Rubén Darío dijo una vez, que era, la suya, una poesía sincera, “sin comedia y sin literatura”. Sincera, si; y sin comedia, por tanto; pero, no sin literatura. Su poesía era esencialmente “literaria", aunque no lo quisiera, aunque no lo supiera. Llevaba la literatura en la sangre: vivía de cultura literaria.

Y literatura es, así mismo, -no obstante sus otros valores estéticos—, la poesía de Herrera y Reissig y de Lugones, como literaria es la poesía de la mayor parte de los más ilustres poetas simbolistas y parnasianos europeos; por cuanto la poesía no vivía ya directamente de la vida, sino indirectamente, vale decir, a través de la densa cultura elaborada, por todo el pasado, que constituía su medio.

Y además, o por ello mismo, aquel arte finisecular era un arte neurasténico. La neurastenia característica del arte decadente, proviene, en gran parte, de ese desequilibrio profundo entre el hombre y el medio, entre el arte y la vida, entre el espíritu y la realidad. Toda la generación de ese tiempo está dominada por la tristeza y el erotismo, mucho más profundamente, más orgánicamente que lo que estuvieron los románticos. En los románticos todo era apasionado e ingenuo, un poco popular... En los decadentes la tristeza erótica está intelectualizada, alambicada, pervertida. El simbolismo es una poesía aristocrática, por excelencia.
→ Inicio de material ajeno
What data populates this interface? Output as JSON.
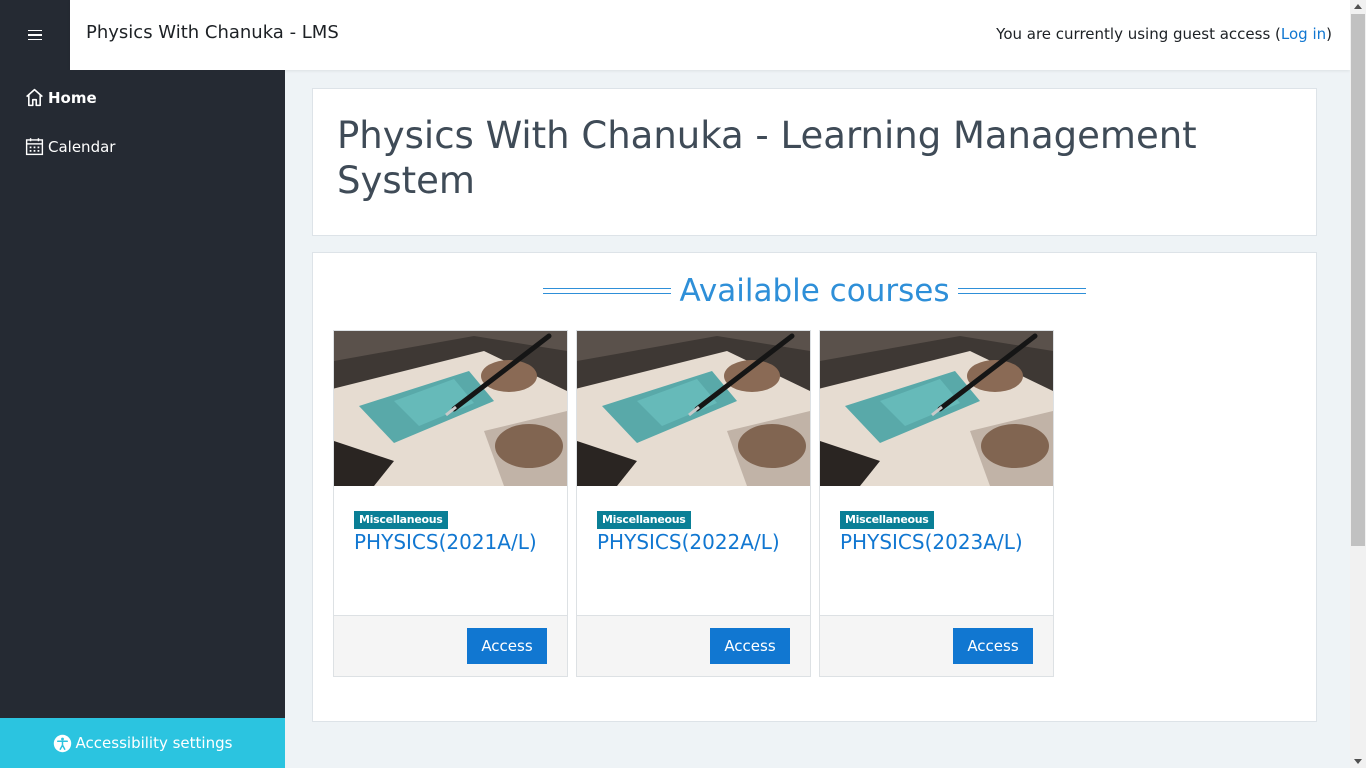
{
  "header": {
    "site_name": "Physics With Chanuka - LMS",
    "guest_text": "You are currently using guest access (",
    "login_label": "Log in",
    "guest_close": ")"
  },
  "sidebar": {
    "items": [
      {
        "label": "Home",
        "icon": "home-icon",
        "active": true
      },
      {
        "label": "Calendar",
        "icon": "calendar-icon",
        "active": false
      }
    ],
    "accessibility_label": "Accessibility settings"
  },
  "main": {
    "page_title": "Physics With Chanuka - Learning Management System",
    "section_heading": "Available courses",
    "courses": [
      {
        "category": "Miscellaneous",
        "name": "PHYSICS(2021A/L)",
        "button": "Access"
      },
      {
        "category": "Miscellaneous",
        "name": "PHYSICS(2022A/L)",
        "button": "Access"
      },
      {
        "category": "Miscellaneous",
        "name": "PHYSICS(2023A/L)",
        "button": "Access"
      }
    ]
  },
  "colors": {
    "sidebar_bg": "#252a33",
    "accent_link": "#1177d1",
    "heading_blue": "#2e8fd8",
    "badge_teal": "#0a7f96",
    "a11y_bar": "#2bc4e0"
  }
}
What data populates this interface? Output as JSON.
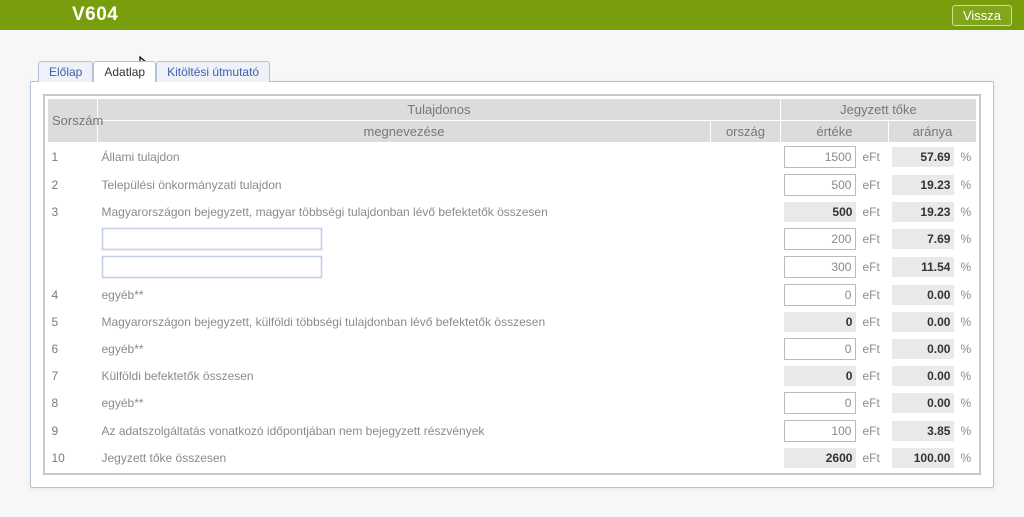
{
  "header": {
    "title": "V604",
    "back_label": "Vissza"
  },
  "tabs": [
    {
      "id": "elolap",
      "label": "Előlap",
      "active": false
    },
    {
      "id": "adatlap",
      "label": "Adatlap",
      "active": true
    },
    {
      "id": "utmutato",
      "label": "Kitöltési útmutató",
      "active": false
    }
  ],
  "table": {
    "headers": {
      "index": "Sorszám",
      "owner": "Tulajdonos",
      "name": "megnevezése",
      "country": "ország",
      "capital": "Jegyzett tőke",
      "value": "értéke",
      "ratio": "aránya"
    },
    "unit_label": "eFt",
    "pct_label": "%",
    "rows": [
      {
        "idx": "1",
        "desc": "Állami tulajdon",
        "value": "1500",
        "ratio": "57.69",
        "editable_value": true
      },
      {
        "idx": "2",
        "desc": "Települési önkormányzati tulajdon",
        "value": "500",
        "ratio": "19.23",
        "editable_value": true
      },
      {
        "idx": "3",
        "desc": "Magyarországon bejegyzett, magyar többségi tulajdonban lévő befektetők összesen",
        "value": "500",
        "ratio": "19.23",
        "editable_value": false
      },
      {
        "idx": "",
        "desc": "",
        "name_input": " ",
        "value": "200",
        "ratio": "7.69",
        "editable_value": true
      },
      {
        "idx": "",
        "desc": "",
        "name_input": " ",
        "value": "300",
        "ratio": "11.54",
        "editable_value": true
      },
      {
        "idx": "4",
        "desc": "egyéb**",
        "value": "0",
        "ratio": "0.00",
        "editable_value": true
      },
      {
        "idx": "5",
        "desc": "Magyarországon bejegyzett, külföldi többségi tulajdonban lévő befektetők összesen",
        "value": "0",
        "ratio": "0.00",
        "editable_value": false
      },
      {
        "idx": "6",
        "desc": "egyéb**",
        "value": "0",
        "ratio": "0.00",
        "editable_value": true
      },
      {
        "idx": "7",
        "desc": "Külföldi befektetők összesen",
        "value": "0",
        "ratio": "0.00",
        "editable_value": false
      },
      {
        "idx": "8",
        "desc": "egyéb**",
        "value": "0",
        "ratio": "0.00",
        "editable_value": true
      },
      {
        "idx": "9",
        "desc": "Az adatszolgáltatás vonatkozó időpontjában nem bejegyzett részvények",
        "value": "100",
        "ratio": "3.85",
        "editable_value": true
      },
      {
        "idx": "10",
        "desc": "Jegyzett tőke összesen",
        "value": "2600",
        "ratio": "100.00",
        "editable_value": false
      }
    ]
  }
}
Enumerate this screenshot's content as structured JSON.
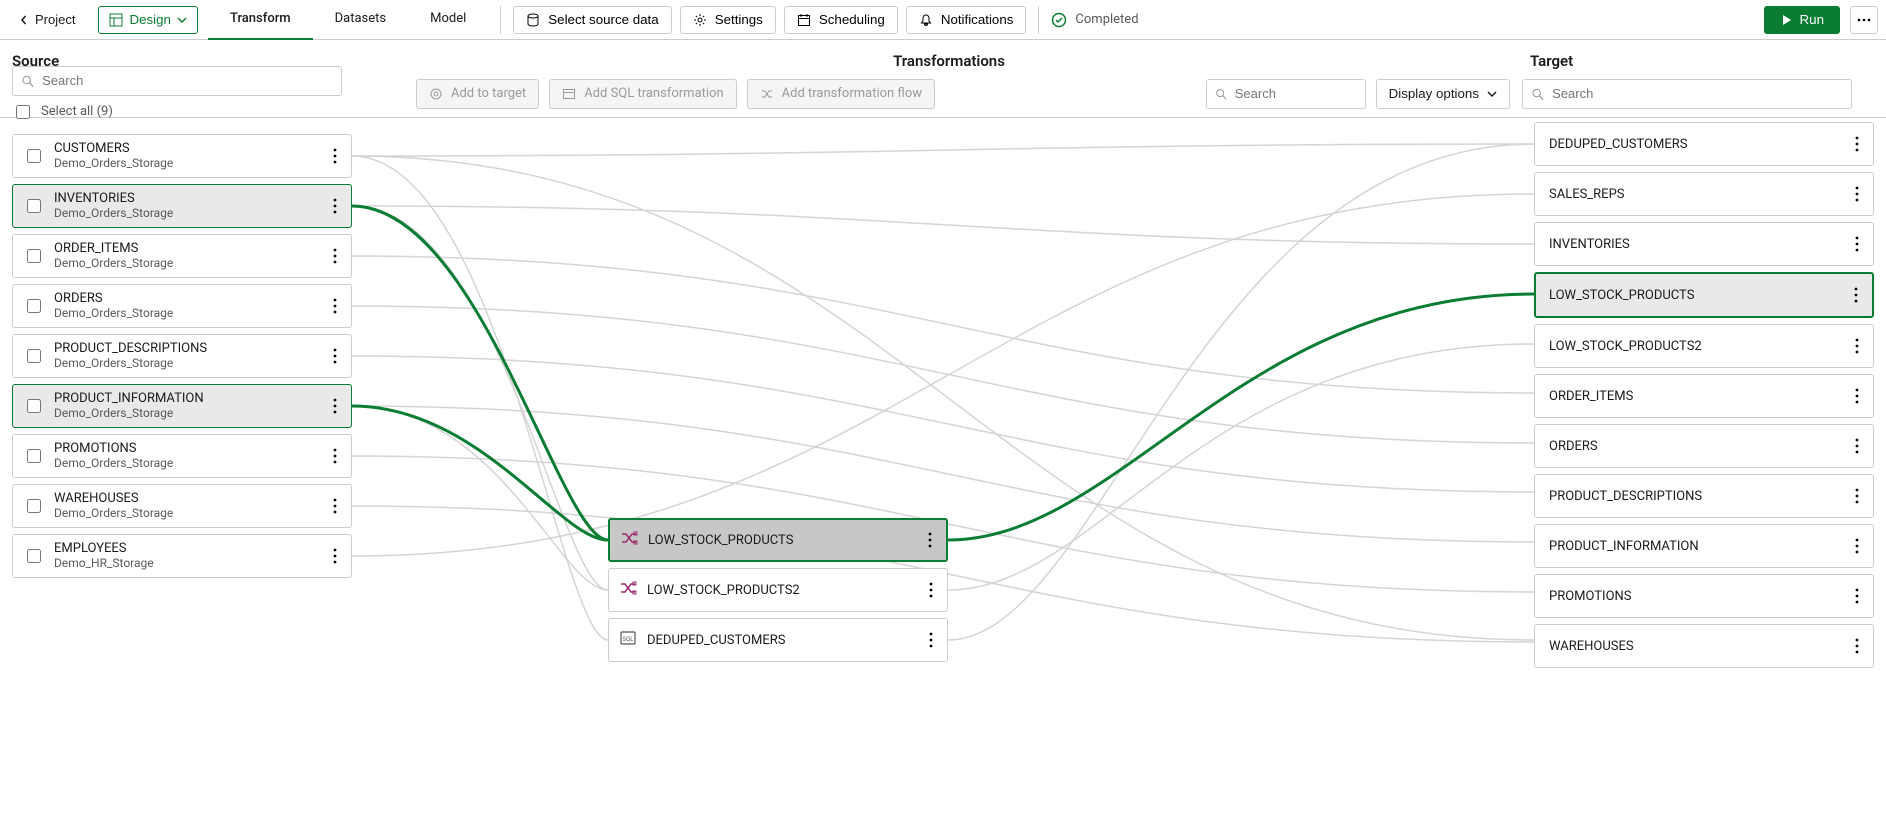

El mundo requería, en fin, un nuevo impulso original, una nueva oleada de vida, que renovara el sentido de la realidad y creara nuevos valores estéticos. Y del seno rudo de Manhatan, vino, al fatigado mundo occidental, el impulso renovador. Sopló, como un gran viento, la voz de Walt Witman.

Cierto que ya, en Europa, Verhaeren volvía su rostro al futuro. Aunque ligado por su sensibilidad y por su manera, al simbolismo finisecular, Verhaeren es el primer poeta que, en la Europa enervada y “hacia el fin de la Decadencia”, dijo la emoción de las ciudades tentaculares, la corriente tumultuosa de sus calles, los paisajes negros de las usinas, las altas chimeneas, torres de la industria, el dolor de la multitud proletaria, la cósmica palpitación de su entraña social.

Es Walt Witman, empero, —sin duda el más genial de los poetas modernos— quien aporta a la renovación estética de nuestro tiempo, la corriente de energía más definida y poderosa. Lo más vital y sustantivo del movimiento futurista y del movimiento expresionista, despertados luego en Europa, provienen de fuente witmaniana.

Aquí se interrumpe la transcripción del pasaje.